FILE PHOTO: Headquarters of the PBOC, the central bank, is pictured in Beijing·Reuters

SHANGHAI (Reuters) - China left its benchmark lending rate unchanged for the second straight month at its June fixing on Monday, matching market expectations, after the central bank kept borrowing costs on medium-term loans steady last week.

The one-year loan prime rate (LPR) remained at 3.85% from last month's fixing, while the five-year LPR was also steady at 4.65% from previously.

The move in the LPR affects the price lenders charge corporates and households for loans, and the five-year rate influences the pricing of mortgages.

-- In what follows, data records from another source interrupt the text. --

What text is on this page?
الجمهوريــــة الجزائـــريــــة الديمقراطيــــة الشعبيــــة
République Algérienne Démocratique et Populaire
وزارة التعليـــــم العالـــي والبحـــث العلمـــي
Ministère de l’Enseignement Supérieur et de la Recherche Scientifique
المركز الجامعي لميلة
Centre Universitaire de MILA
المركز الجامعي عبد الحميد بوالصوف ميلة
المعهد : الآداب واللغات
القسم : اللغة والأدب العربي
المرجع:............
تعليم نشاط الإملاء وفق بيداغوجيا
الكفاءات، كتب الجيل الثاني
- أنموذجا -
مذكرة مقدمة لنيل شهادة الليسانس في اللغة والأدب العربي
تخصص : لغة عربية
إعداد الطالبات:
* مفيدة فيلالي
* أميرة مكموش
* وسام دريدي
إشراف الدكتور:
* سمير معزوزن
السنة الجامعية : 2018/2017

A Reuters survey of traders and analysts conducted last week showed more than 70% of all participants expected China to keep the lending benchmark unchanged this month. Only 20% of all respondents predicted a marginal cut to one-year LPR.

The PBOC rolled over some maturing medium-term loans last week while keeping interest rates unchanged for the second straight month in a row.

The medium-term lending facility (MLF), one of the PBOC's main tools in managing longer-term liquidity in the banking system, serves as a guide for the new LPR. The interest rate on one-year MLF stands at 2.95%.

The LPR is a lending reference rate set monthly by 18 banks. The PBOC revamped the mechanism to price LPR in August 2019, loosely pegging it to the MLF rate.